If you were hurt on a construction site in New York, the most important thing to understand is that workers’ compensation is not your only option — and in most construction accidents, it is not even close to your best option. Labor Law §240 gives injured construction workers a separate legal claim that workers’ comp cannot touch, and the recoveries it produces are in a completely different league.
What Labor Law §240 Actually Protects
Labor Law §240 — called the Scaffold Law — was written specifically to put the burden of construction site safety on the people with the power and money to enforce it: property owners and general contractors. The law requires them to provide adequate protection for workers performing elevation-related tasks. If they fail and a worker gets hurt, they are liable.
What makes this meaningful is the word absolute. Absolute liability means you do not need to prove the contractor was careless or knew about a safety problem. You need to show that a gravity-related injury occurred and that proper protection was not in place. The contractor cannot argue they did everything right. The property owner cannot argue the accident was your fault. Comparative negligence — the rule that reduces your recovery based on your share of blame — does not apply to Labor Law §240 claims.
Who This Law Covers
Labor Law §240 covers workers in construction, demolition, repair, alteration, painting, cleaning, and pointing of buildings or structures. If your job involved any risk from elevation — working at height or working beneath something that could fall — you are almost certainly covered. The law covers employees and independent contractors equally. Your immigration status has no effect on your right to bring a claim.

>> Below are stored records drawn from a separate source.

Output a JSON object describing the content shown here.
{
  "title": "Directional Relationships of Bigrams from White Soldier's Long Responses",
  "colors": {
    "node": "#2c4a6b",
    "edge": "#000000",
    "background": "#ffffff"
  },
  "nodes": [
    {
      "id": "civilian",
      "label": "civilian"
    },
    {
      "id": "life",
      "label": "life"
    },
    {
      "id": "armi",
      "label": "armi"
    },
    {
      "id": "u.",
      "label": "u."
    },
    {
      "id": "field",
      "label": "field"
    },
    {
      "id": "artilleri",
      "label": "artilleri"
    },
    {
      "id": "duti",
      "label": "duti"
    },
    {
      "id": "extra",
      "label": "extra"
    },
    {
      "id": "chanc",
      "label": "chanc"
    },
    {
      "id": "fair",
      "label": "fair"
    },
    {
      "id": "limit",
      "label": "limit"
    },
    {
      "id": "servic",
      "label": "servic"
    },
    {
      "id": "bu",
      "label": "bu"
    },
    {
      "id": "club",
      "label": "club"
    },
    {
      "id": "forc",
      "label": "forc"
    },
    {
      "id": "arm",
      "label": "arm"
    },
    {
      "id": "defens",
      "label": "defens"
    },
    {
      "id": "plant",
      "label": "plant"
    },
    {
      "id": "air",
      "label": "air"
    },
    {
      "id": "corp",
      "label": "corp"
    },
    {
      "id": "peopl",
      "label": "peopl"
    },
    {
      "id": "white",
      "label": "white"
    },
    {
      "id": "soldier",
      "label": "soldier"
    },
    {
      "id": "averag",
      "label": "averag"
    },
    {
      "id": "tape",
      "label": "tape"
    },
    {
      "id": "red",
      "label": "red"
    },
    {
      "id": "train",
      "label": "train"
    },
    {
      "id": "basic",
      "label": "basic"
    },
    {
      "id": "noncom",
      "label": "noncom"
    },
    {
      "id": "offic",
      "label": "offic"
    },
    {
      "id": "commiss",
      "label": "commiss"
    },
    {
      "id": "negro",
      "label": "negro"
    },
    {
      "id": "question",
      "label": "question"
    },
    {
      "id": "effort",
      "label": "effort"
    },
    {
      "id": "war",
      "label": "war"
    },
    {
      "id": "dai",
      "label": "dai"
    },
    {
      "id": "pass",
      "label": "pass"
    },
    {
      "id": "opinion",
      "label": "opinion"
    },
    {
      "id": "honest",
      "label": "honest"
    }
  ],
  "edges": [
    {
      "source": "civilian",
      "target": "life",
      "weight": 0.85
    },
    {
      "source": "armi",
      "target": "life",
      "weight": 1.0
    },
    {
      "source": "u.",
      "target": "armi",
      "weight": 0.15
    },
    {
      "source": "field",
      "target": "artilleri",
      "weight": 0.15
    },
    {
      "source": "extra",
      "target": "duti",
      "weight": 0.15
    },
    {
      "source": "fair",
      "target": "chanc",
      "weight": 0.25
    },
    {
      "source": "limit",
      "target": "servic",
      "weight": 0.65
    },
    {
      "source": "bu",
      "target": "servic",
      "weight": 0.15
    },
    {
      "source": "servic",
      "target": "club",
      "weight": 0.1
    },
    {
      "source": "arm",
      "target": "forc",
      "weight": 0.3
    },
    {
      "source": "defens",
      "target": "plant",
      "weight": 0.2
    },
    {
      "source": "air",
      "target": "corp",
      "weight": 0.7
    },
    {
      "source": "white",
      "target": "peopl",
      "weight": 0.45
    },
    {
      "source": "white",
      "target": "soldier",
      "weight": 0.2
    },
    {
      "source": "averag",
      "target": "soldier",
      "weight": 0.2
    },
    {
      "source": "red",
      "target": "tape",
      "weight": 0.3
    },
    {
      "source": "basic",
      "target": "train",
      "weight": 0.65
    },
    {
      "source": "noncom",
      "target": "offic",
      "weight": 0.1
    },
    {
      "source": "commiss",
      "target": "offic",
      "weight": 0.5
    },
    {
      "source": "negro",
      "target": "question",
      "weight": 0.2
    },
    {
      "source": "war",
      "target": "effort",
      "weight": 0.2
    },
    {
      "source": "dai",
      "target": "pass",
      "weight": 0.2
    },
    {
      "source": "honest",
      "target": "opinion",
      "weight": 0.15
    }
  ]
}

What Qualifies as a Covered Accident
The law covers any gravity-related injury. Scaffold collapses and tip-overs. Falls from ladders, roofs, and elevated platforms. Workers struck by falling tools, materials, or debris. Accidents involving hoists, pulleys, or rigging that fails. Falls through unprotected floor openings or skylights. Falls from elevation accounted for 389 of 1,034 construction fatalities in 2024 — the single largest cause of construction worker deaths in the country.
Your Two Tracks of Compensation
This is what most injured construction workers in New York do not know. You can pursue workers’ compensation from your employer and a personal injury lawsuit against the property owner and general contractor at the same time. These are two completely separate claims and you are entitled to both simultaneously.
Workers’ comp pays your medical bills and replaces a portion of your lost wages while your case is pending — currently up to $1,222.42 per week for injuries after July 1, 2025. The personal injury lawsuit recovers everything workers’ comp does not cover — full lost wages rather than the capped two-thirds, pain and suffering, loss of enjoyment of life, and future medical expenses. The combined total is almost always dramatically higher than workers’ comp alone.
What These Cases Are Worth
Because absolute liability eliminates the biggest defense available to insurance companies, Labor Law §240 cases produce some of the highest verdicts in New York. Minor fractures typically settle for $50,000 to $150,000. Cases involving surgery or serious injury regularly reach $150,000 to $500,000. Severe injuries — spinal damage, traumatic brain injury, paralysis — have produced settlements and verdicts in the millions. The 2016 Tribeca crane collapse produced a $272.5 million settlement, the largest crane accident settlement in New York City history.
What To Do Now
Report the accident to your employer in writing immediately. Photograph the scene, the equipment, and your injuries before anything is cleaned up or repaired. Get the names and contact information of any witnesses. Do not give a recorded statement to any insurance company before speaking with an attorney.
The statute of limitations for Labor Law §240 claims is three years from the date of the accident under CPLR §214. If a government entity is involved the deadline may be as short as 90 days. The sooner you act the stronger your case will be.